Mit Dobsche und Gaaschel spielen

Aber auch weitere Spielvarianten kursierten unter den Dietzenbacher Kindern. Wenn sie einmal von den Glaskugeln genug hatten, bastelten sich die Kleinen eine Peitsche, die sie um einen Kreisel wickelten. Die hier auch als „Dobsche“ bekannte Holzscheibe wurde auf den Boden gesetzt, um dann mit einem kräftigen Ruck an der „Gaaschel“, auch als Gerte bekannt, zu ziehen. Das hatte den Effekt, dass der „Dobsche“ sich in schönen Pirouetten auf der Erde drehte.

Spielzeug alt Dietzenbach© ArchivfotoDiese Abbildung stammt aus Hedi Weilmünsters „Dietzenbach – Anno dazumal“.

Spielte das Wetter einmal nicht so mit, verlegten die jungen Dietzenbacher ihre Spielaktivitäten ins Haus und bauten dort Türme, indem sie ihre Hände übereinander legten und dies beliebig oft wiederholten.
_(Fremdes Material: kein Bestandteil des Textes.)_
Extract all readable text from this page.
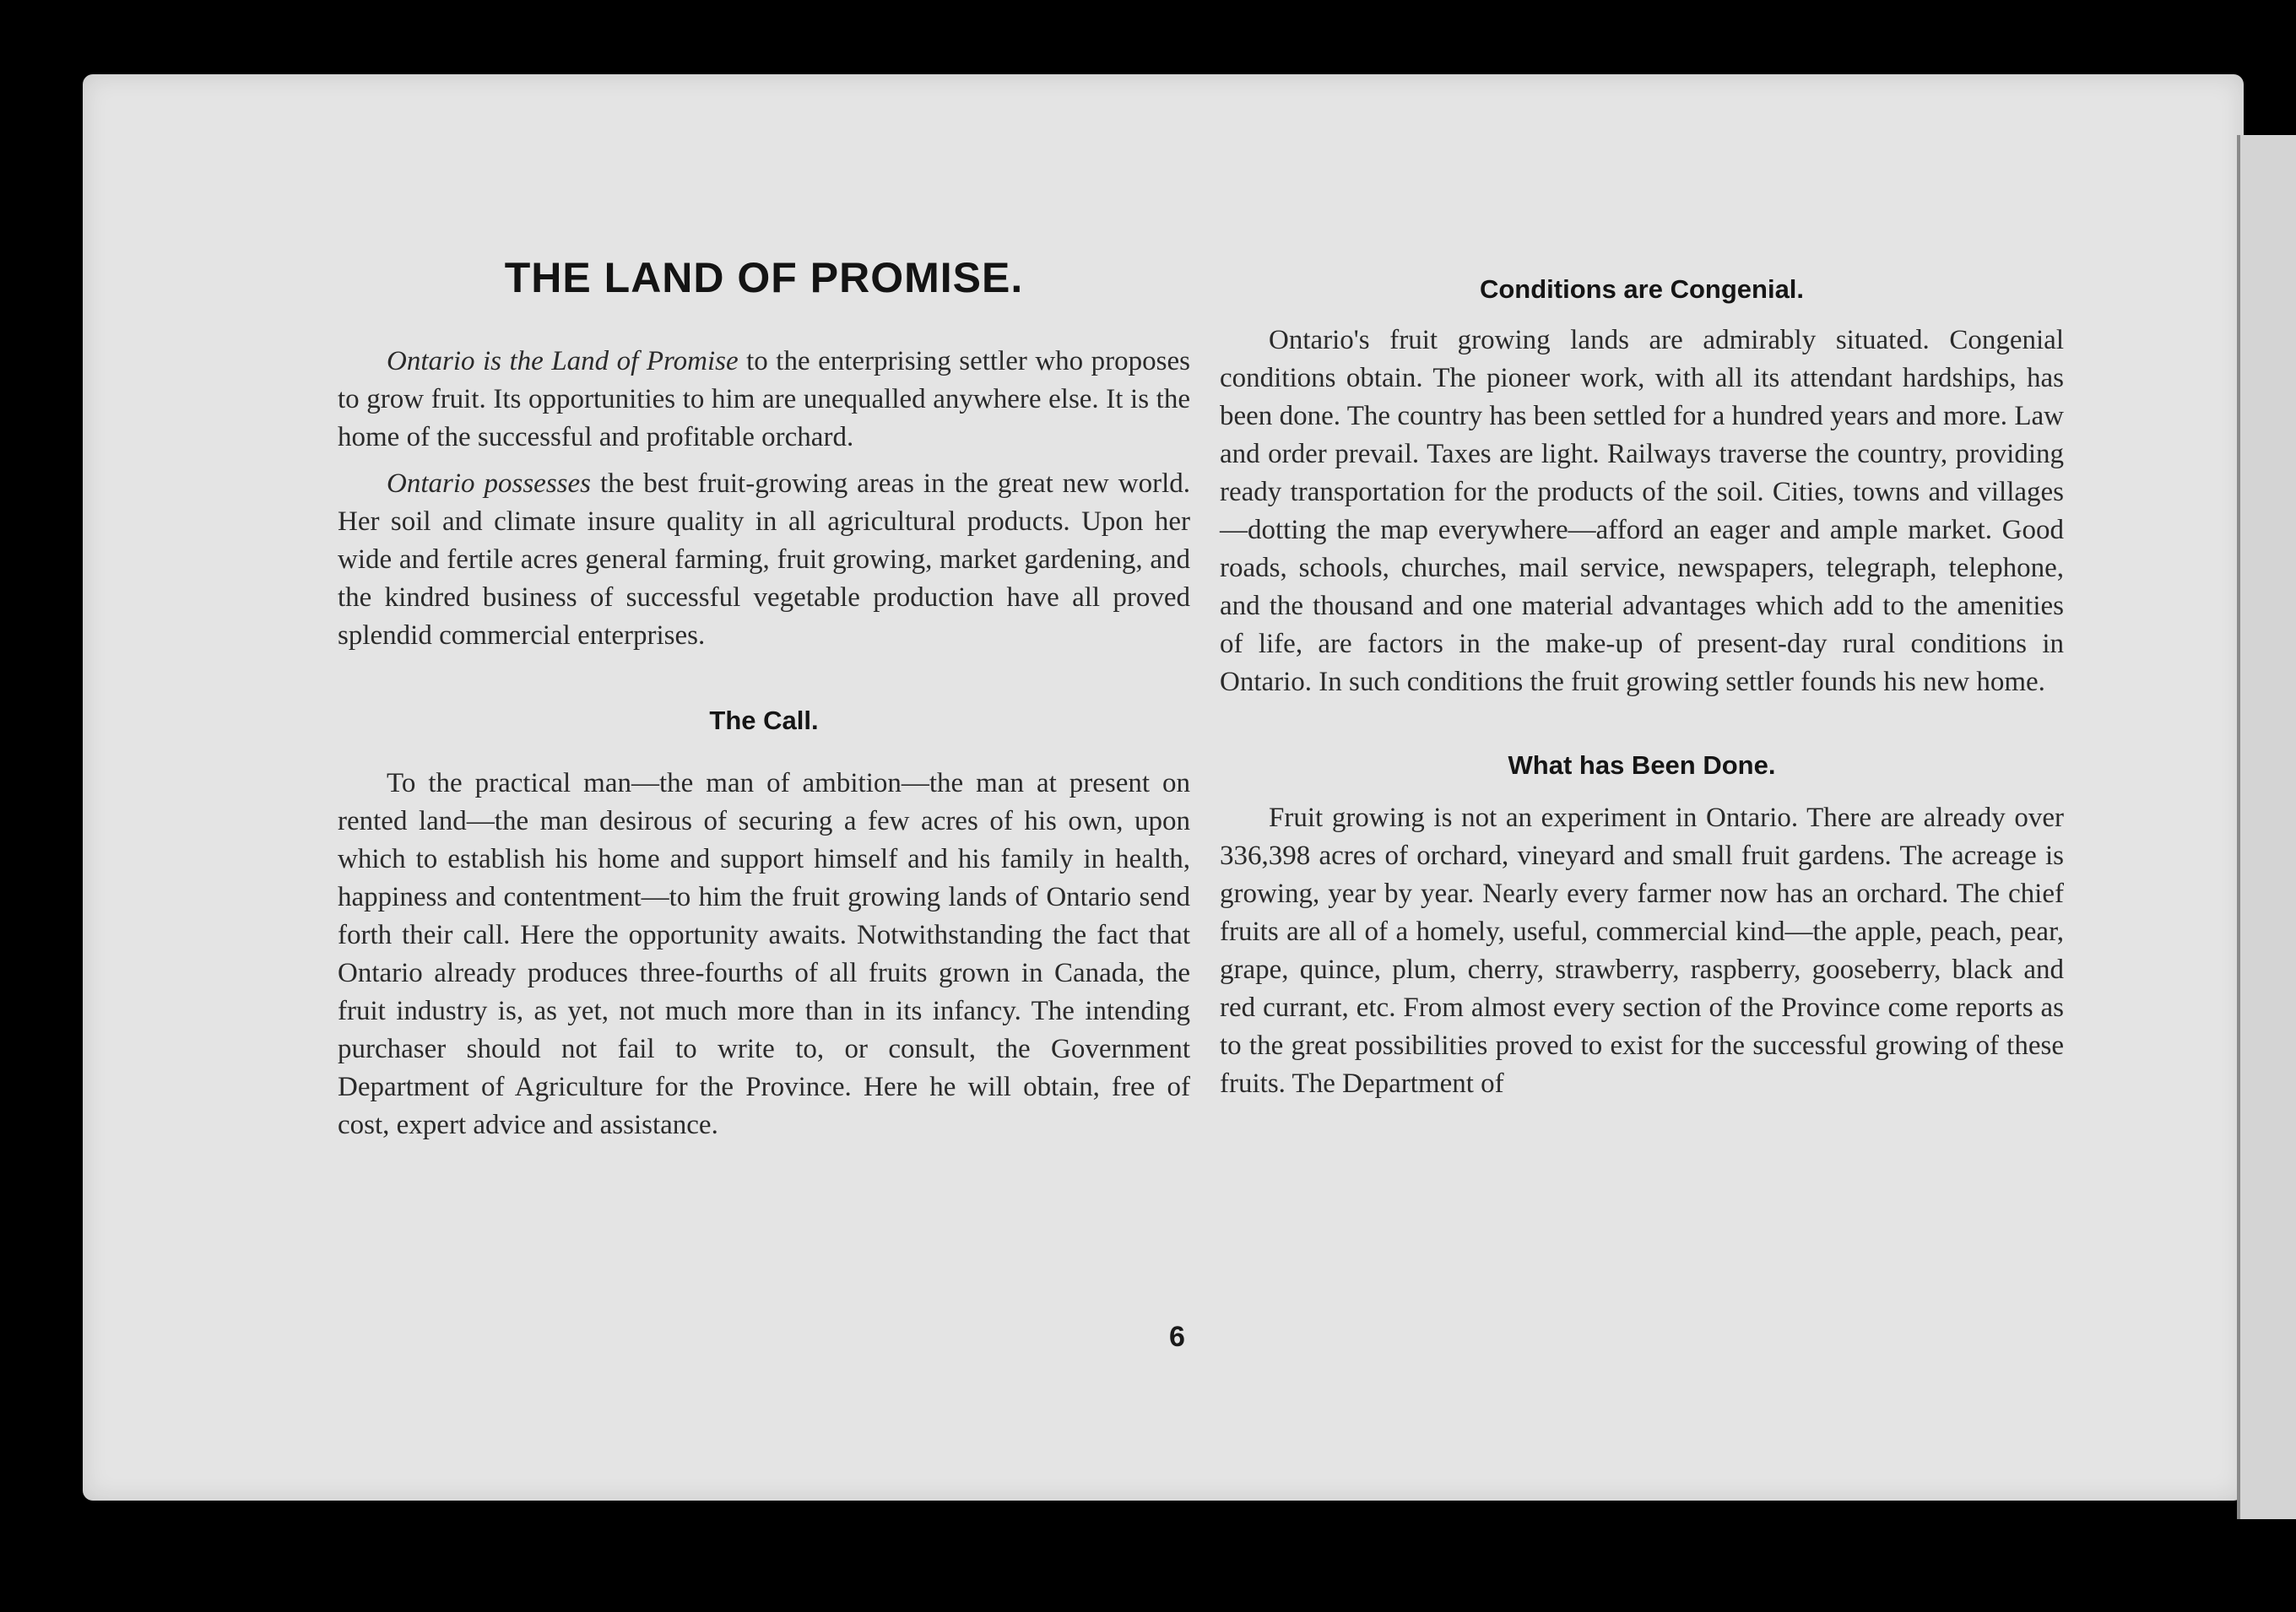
THE LAND OF PROMISE.

Ontario is the Land of Promise to the enterprising settler who proposes to grow fruit. Its opportunities to him are unequalled anywhere else. It is the home of the successful and profitable orchard.

Ontario possesses the best fruit-growing areas in the great new world. Her soil and climate insure quality in all agricultural products. Upon her wide and fertile acres general farming, fruit growing, market gardening, and the kindred business of successful vegetable production have all proved splendid commercial enterprises.

The Call.

To the practical man—the man of ambition—the man at present on rented land—the man desirous of securing a few acres of his own, upon which to establish his home and support himself and his family in health, happiness and contentment—to him the fruit growing lands of Ontario send forth their call. Here the opportunity awaits. Notwithstanding the fact that Ontario already produces three-fourths of all fruits grown in Canada, the fruit industry is, as yet, not much more than in its infancy. The intending purchaser should not fail to write to, or consult, the Government Department of Agriculture for the Province. Here he will obtain, free of cost, expert advice and assistance.

Conditions are Congenial.

Ontario's fruit growing lands are admirably situated. Congenial conditions obtain. The pioneer work, with all its attendant hardships, has been done. The country has been settled for a hundred years and more. Law and order prevail. Taxes are light. Railways traverse the country, providing ready transportation for the products of the soil. Cities, towns and villages—dotting the map everywhere—afford an eager and ample market. Good roads, schools, churches, mail service, newspapers, telegraph, telephone, and the thousand and one material advantages which add to the amenities of life, are factors in the make-up of present-day rural conditions in Ontario. In such conditions the fruit growing settler founds his new home.

What has Been Done.

Fruit growing is not an experiment in Ontario. There are already over 336,398 acres of orchard, vineyard and small fruit gardens. The acreage is growing, year by year. Nearly every farmer now has an orchard. The chief fruits are all of a homely, useful, commercial kind—the apple, peach, pear, grape, quince, plum, cherry, strawberry, raspberry, gooseberry, black and red currant, etc. From almost every section of the Province come reports as to the great possibilities proved to exist for the successful growing of these fruits. The Department of

6
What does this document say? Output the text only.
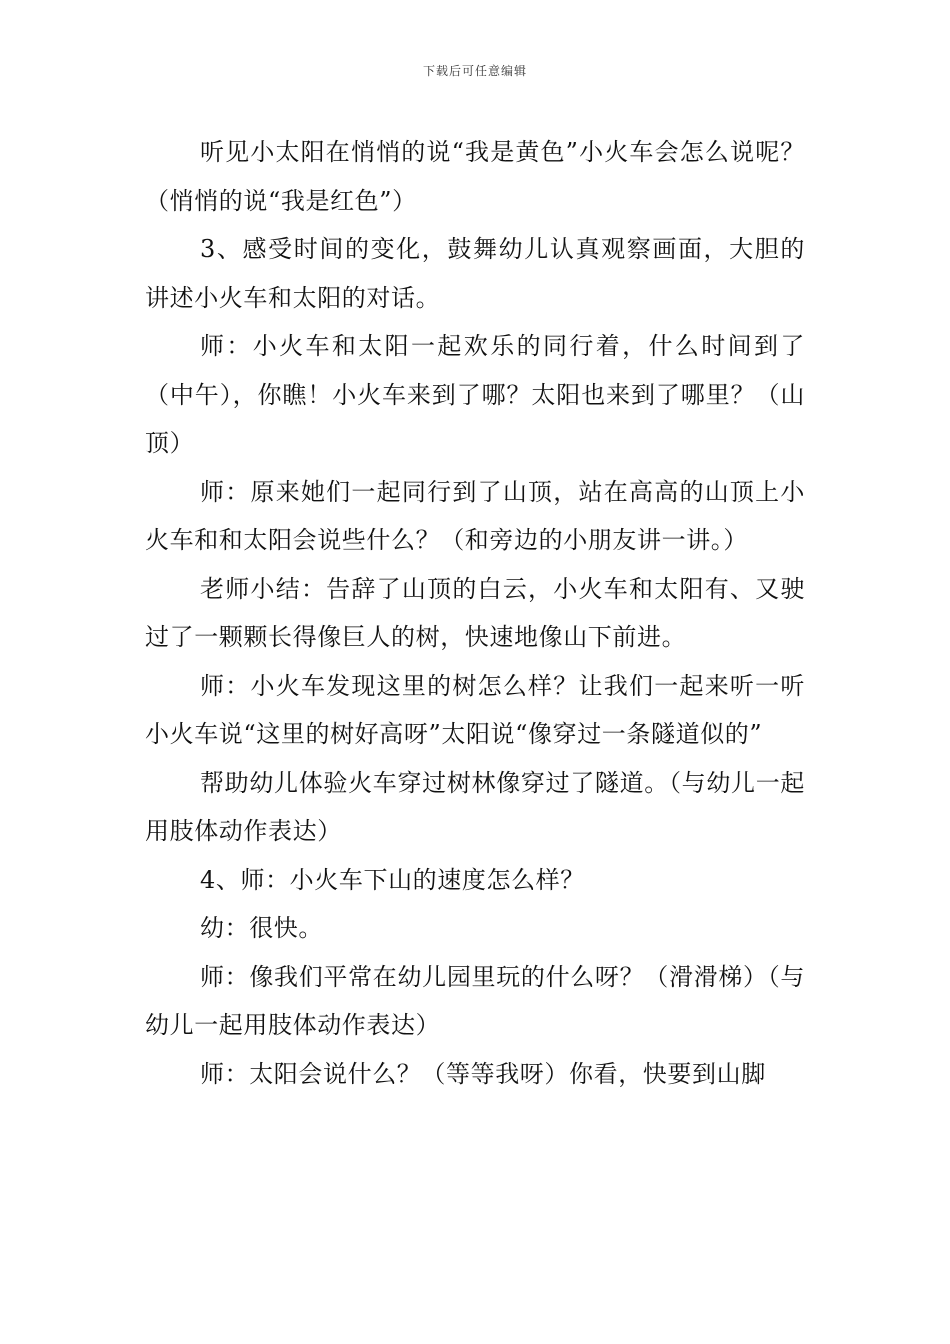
下载后可任意编辑

听见小太阳在悄悄的说“我是黄色”小火车会怎么说呢？（悄悄的说“我是红色”）

3、感受时间的变化，鼓舞幼儿认真观察画面，大胆的讲述小火车和太阳的对话。

师：小火车和太阳一起欢乐的同行着，什么时间到了（中午），你瞧！小火车来到了哪？太阳也来到了哪里？（山顶）

师：原来她们一起同行到了山顶，站在高高的山顶上小火车和和太阳会说些什么？（和旁边的小朋友讲一讲。）

老师小结：告辞了山顶的白云，小火车和太阳有、又驶过了一颗颗长得像巨人的树，快速地像山下前进。

师：小火车发现这里的树怎么样？让我们一起来听一听小火车说“这里的树好高呀”太阳说“像穿过一条隧道似的”

帮助幼儿体验火车穿过树林像穿过了隧道。（与幼儿一起用肢体动作表达）

4、师：小火车下山的速度怎么样？

幼：很快。

师：像我们平常在幼儿园里玩的什么呀？（滑滑梯）（与幼儿一起用肢体动作表达）

师：太阳会说什么？（等等我呀）你看，快要到山脚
Und auch sonst nahm die Kreativität der Mädchen und Buben kein Ende.

 „Wir haben uns kleine Theaterstücke ausgedacht und spielten sie dann unseren Eltern vor“, erinnert sich Fenchel. Ort für das Bühnenspiel war meist eine Scheune seiner Familie, die für die Holzlagerung gedacht war. Hier schritten Prinzessinnen anmutig über die Bühne und lächelten dem Publikum zu.

Und dann das Hüpfkästchen...

Die Mädchen der Vorkriegsgeneration malten bei schönem Wetter nur allzu gerne Kästchen auf die Straßen vor ihrer Haustür. Je nach Anzahl und Aufbau der Quadrate konnte der Zeitvertreib auf unterschiedliche Art gespielt werden. „Hüpfkästchen“ ist ein zeitloses Spiel, auch heute noch sieht man Kinder, die auf dem Schulhof durch Kästchen springen.

Aber nicht nur dieses Spiel hat die Zeit überdauert, so erzählt die zwölfjährige Evy Knecht: „Wenn ich mit meinen Freundinnen zusammen bin, spielen wir oft fangen oder hüpfen mit dem Seil.“ Genau so, wie es schon ihre Oma vor vielen Jahren mit ihren Freundinnen gemacht hat.

Auch, wenn Evys Generation heute eine ganz andere Auswahl an Spielen zur Verfügung steht – viele Kinder greifen auch heute noch auf die alt bewährten Spiele ihrer Großeltern zurück oder lassen sich von ihrem Einfallsreichtum leiten. „Meine Geschwister und ich sind früher oft in den Wald gegangen und haben kleine Boote auf den Tümpeln schwimmen lassen“, erzählt etwa der 16-jährige Kai Fenchel.